July 9, 2021 | Permalink | Comments (0)
Monday, July 5, 2021
Cleaning House for the 4th of July and the Fireworks of Anti-racism (Prof. Tanya Hernandez)
Let’s be honest – before the pandemic we never cleaned our homes as thoroughly as when we were expecting guests. Visiting in-laws meant a zenith level of cleaning. While it might not pass every snooping cousin’s white-glove test, we did our best to create a hospitable environment for fellowship and joy.
An essential truth of housecleaning is that spraying some temporary floral scent over the smell of a dirty home does not create a congenial environment. Throwing all our garbage behind a locked closet doesn’t quell the stench either. Yet these basic tenets of creating and sustaining community are all obliterated by the movement to censor much needed discussion of anti-racism in public schools and spaces.
Anti-anti-racism disinformation proponents in a growing number of states (Arkansas, Florida, Georgia, Idaho, Iowa, Montana, Oklahoma, Tennessee and Texas) have enacted racial and gender equity prohibitions that disallow our teachers from exposing students to our nation’s full history of struggle to be a true egalitarian republic. And more copycat bills are being introduced across the country as well as congress, under the “trumped up” banner of demonizing Critical Race Theory (CRT) like a boogeyman we should eviscerate.
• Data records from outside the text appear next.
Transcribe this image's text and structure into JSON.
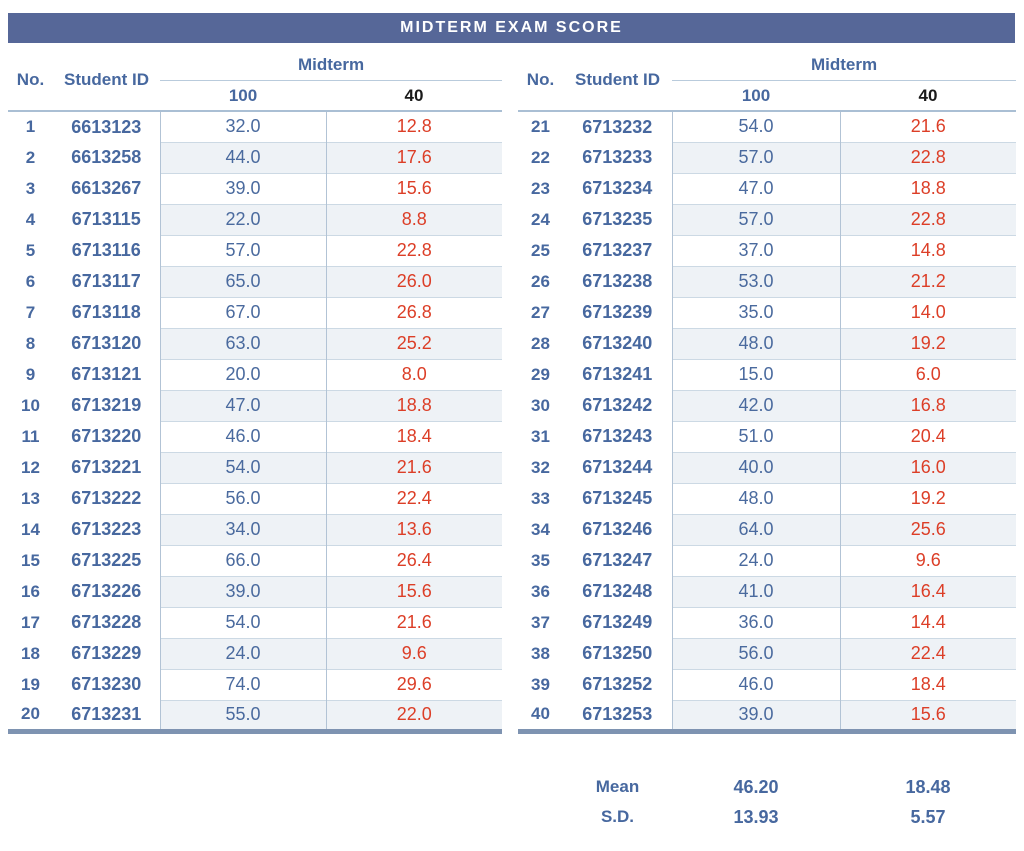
{
  "title": "MIDTERM EXAM SCORE",
  "columns": {
    "no": "No.",
    "student_id": "Student ID",
    "group": "Midterm",
    "full_score": "100",
    "scaled_score": "40"
  },
  "colors": {
    "title_bar_bg": "#566798",
    "title_text": "#ffffff",
    "blue_text": "#47689f",
    "score_blue": "#4a6a9e",
    "score_red": "#dc3e27",
    "row_shade": "#eef2f6",
    "thick_border": "#7e93b1",
    "grid_line": "#ccd9e4"
  },
  "tables": [
    {
      "rows": [
        {
          "no": "1",
          "student_id": "6613123",
          "score_100": "32.0",
          "score_40": "12.8"
        },
        {
          "no": "2",
          "student_id": "6613258",
          "score_100": "44.0",
          "score_40": "17.6"
        },
        {
          "no": "3",
          "student_id": "6613267",
          "score_100": "39.0",
          "score_40": "15.6"
        },
        {
          "no": "4",
          "student_id": "6713115",
          "score_100": "22.0",
          "score_40": "8.8"
        },
        {
          "no": "5",
          "student_id": "6713116",
          "score_100": "57.0",
          "score_40": "22.8"
        },
        {
          "no": "6",
          "student_id": "6713117",
          "score_100": "65.0",
          "score_40": "26.0"
        },
        {
          "no": "7",
          "student_id": "6713118",
          "score_100": "67.0",
          "score_40": "26.8"
        },
        {
          "no": "8",
          "student_id": "6713120",
          "score_100": "63.0",
          "score_40": "25.2"
        },
        {
          "no": "9",
          "student_id": "6713121",
          "score_100": "20.0",
          "score_40": "8.0"
        },
        {
          "no": "10",
          "student_id": "6713219",
          "score_100": "47.0",
          "score_40": "18.8"
        },
        {
          "no": "11",
          "student_id": "6713220",
          "score_100": "46.0",
          "score_40": "18.4"
        },
        {
          "no": "12",
          "student_id": "6713221",
          "score_100": "54.0",
          "score_40": "21.6"
        },
        {
          "no": "13",
          "student_id": "6713222",
          "score_100": "56.0",
          "score_40": "22.4"
        },
        {
          "no": "14",
          "student_id": "6713223",
          "score_100": "34.0",
          "score_40": "13.6"
        },
        {
          "no": "15",
          "student_id": "6713225",
          "score_100": "66.0",
          "score_40": "26.4"
        },
        {
          "no": "16",
          "student_id": "6713226",
          "score_100": "39.0",
          "score_40": "15.6"
        },
        {
          "no": "17",
          "student_id": "6713228",
          "score_100": "54.0",
          "score_40": "21.6"
        },
        {
          "no": "18",
          "student_id": "6713229",
          "score_100": "24.0",
          "score_40": "9.6"
        },
        {
          "no": "19",
          "student_id": "6713230",
          "score_100": "74.0",
          "score_40": "29.6"
        },
        {
          "no": "20",
          "student_id": "6713231",
          "score_100": "55.0",
          "score_40": "22.0"
        }
      ]
    },
    {
      "rows": [
        {
          "no": "21",
          "student_id": "6713232",
          "score_100": "54.0",
          "score_40": "21.6"
        },
        {
          "no": "22",
          "student_id": "6713233",
          "score_100": "57.0",
          "score_40": "22.8"
        },
        {
          "no": "23",
          "student_id": "6713234",
          "score_100": "47.0",
          "score_40": "18.8"
        },
        {
          "no": "24",
          "student_id": "6713235",
          "score_100": "57.0",
          "score_40": "22.8"
        },
        {
          "no": "25",
          "student_id": "6713237",
          "score_100": "37.0",
          "score_40": "14.8"
        },
        {
          "no": "26",
          "student_id": "6713238",
          "score_100": "53.0",
          "score_40": "21.2"
        },
        {
          "no": "27",
          "student_id": "6713239",
          "score_100": "35.0",
          "score_40": "14.0"
        },
        {
          "no": "28",
          "student_id": "6713240",
          "score_100": "48.0",
          "score_40": "19.2"
        },
        {
          "no": "29",
          "student_id": "6713241",
          "score_100": "15.0",
          "score_40": "6.0"
        },
        {
          "no": "30",
          "student_id": "6713242",
          "score_100": "42.0",
          "score_40": "16.8"
        },
        {
          "no": "31",
          "student_id": "6713243",
          "score_100": "51.0",
          "score_40": "20.4"
        },
        {
          "no": "32",
          "student_id": "6713244",
          "score_100": "40.0",
          "score_40": "16.0"
        },
        {
          "no": "33",
          "student_id": "6713245",
          "score_100": "48.0",
          "score_40": "19.2"
        },
        {
          "no": "34",
          "student_id": "6713246",
          "score_100": "64.0",
          "score_40": "25.6"
        },
        {
          "no": "35",
          "student_id": "6713247",
          "score_100": "24.0",
          "score_40": "9.6"
        },
        {
          "no": "36",
          "student_id": "6713248",
          "score_100": "41.0",
          "score_40": "16.4"
        },
        {
          "no": "37",
          "student_id": "6713249",
          "score_100": "36.0",
          "score_40": "14.4"
        },
        {
          "no": "38",
          "student_id": "6713250",
          "score_100": "56.0",
          "score_40": "22.4"
        },
        {
          "no": "39",
          "student_id": "6713252",
          "score_100": "46.0",
          "score_40": "18.4"
        },
        {
          "no": "40",
          "student_id": "6713253",
          "score_100": "39.0",
          "score_40": "15.6"
        }
      ]
    }
  ],
  "summary": {
    "mean_label": "Mean",
    "mean_100": "46.20",
    "mean_40": "18.48",
    "sd_label": "S.D.",
    "sd_100": "13.93",
    "sd_40": "5.57"
  }
}
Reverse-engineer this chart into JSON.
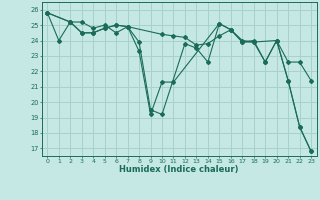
{
  "xlabel": "Humidex (Indice chaleur)",
  "xlim": [
    -0.5,
    23.5
  ],
  "ylim": [
    16.5,
    26.5
  ],
  "yticks": [
    17,
    18,
    19,
    20,
    21,
    22,
    23,
    24,
    25,
    26
  ],
  "xticks": [
    0,
    1,
    2,
    3,
    4,
    5,
    6,
    7,
    8,
    9,
    10,
    11,
    12,
    13,
    14,
    15,
    16,
    17,
    18,
    19,
    20,
    21,
    22,
    23
  ],
  "bg_color": "#c5e8e5",
  "line_color": "#1a6b5a",
  "grid_color": "#a8d0cc",
  "line1_x": [
    0,
    1,
    2,
    3,
    4,
    5,
    6,
    7,
    8,
    9,
    10,
    11,
    15,
    16,
    17,
    18,
    19,
    20,
    21,
    22,
    23
  ],
  "line1_y": [
    25.8,
    24.0,
    25.2,
    25.2,
    24.8,
    25.0,
    24.5,
    24.9,
    23.3,
    19.2,
    21.3,
    21.3,
    25.1,
    24.7,
    24.0,
    23.9,
    22.6,
    24.0,
    21.4,
    18.4,
    16.8
  ],
  "line2_x": [
    0,
    2,
    3,
    4,
    5,
    6,
    7,
    8,
    9,
    10,
    12,
    13,
    14,
    15,
    16,
    17,
    18,
    20,
    21,
    22,
    23
  ],
  "line2_y": [
    25.8,
    25.2,
    24.5,
    24.5,
    24.8,
    25.0,
    24.9,
    23.9,
    19.5,
    19.2,
    23.8,
    23.5,
    22.6,
    25.1,
    24.7,
    23.9,
    23.9,
    24.0,
    21.4,
    18.4,
    16.8
  ],
  "line3_x": [
    0,
    2,
    3,
    4,
    5,
    6,
    7,
    10,
    11,
    12,
    13,
    14,
    15,
    16,
    17,
    18,
    19,
    20,
    21,
    22,
    23
  ],
  "line3_y": [
    25.8,
    25.2,
    24.5,
    24.5,
    24.8,
    25.0,
    24.9,
    24.4,
    24.3,
    24.2,
    23.7,
    23.8,
    24.3,
    24.7,
    23.9,
    24.0,
    22.6,
    24.0,
    22.6,
    22.6,
    21.4
  ]
}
The concocted vision of CRT as a curse word to erase from public discourse, is like a pungent floral spray that seeks to cover up the bad smell of our histories of racism rather than actually cleaning our way to a better nation.
The tragic irony is that CRT and substantive teaching of all parts of our history, is the best Lysol level disinfectant product that we have for cleansing our nation of the stinking consequences of racism. Why? Because CRT goes beyond the traditional interrogation of race and racism that is limited to the image of badly-intentioned individuals. It instead seeks to reveal and transform the relationship among race, racism and power with an examination of structural and systemic barriers to inclusion for designing effective solutions. The anti-anti-racism elimination campaign not only wants CRT abolished but also any discussion of racism in our schools and workplace diversity sessions.
Our school teachers know that censorship is detrimental to learning, and that learning is essential for forming an informed citizenry. As we celebrate the birth of our democracy this July 4th, with joyous gatherings of friends and loved ones, let’s commit to continuing the important work we’ve begun in cleansing the nation of its systemic racism. This means rejecting the well-funded organized appeals for gag orders on honest discussion and free speech. Our democracy deserves more than a cheap spritz of floral spray over our dirty laundry.
-- Tanya Hernandez, Archibald R. Murray Professor of Law at Fordham Univ. School of Law; and Author of Forthcoming Book Racial Innocence: Unmasking Latino Anti-Black Bias and the Struggle for Equality (Beacon Press).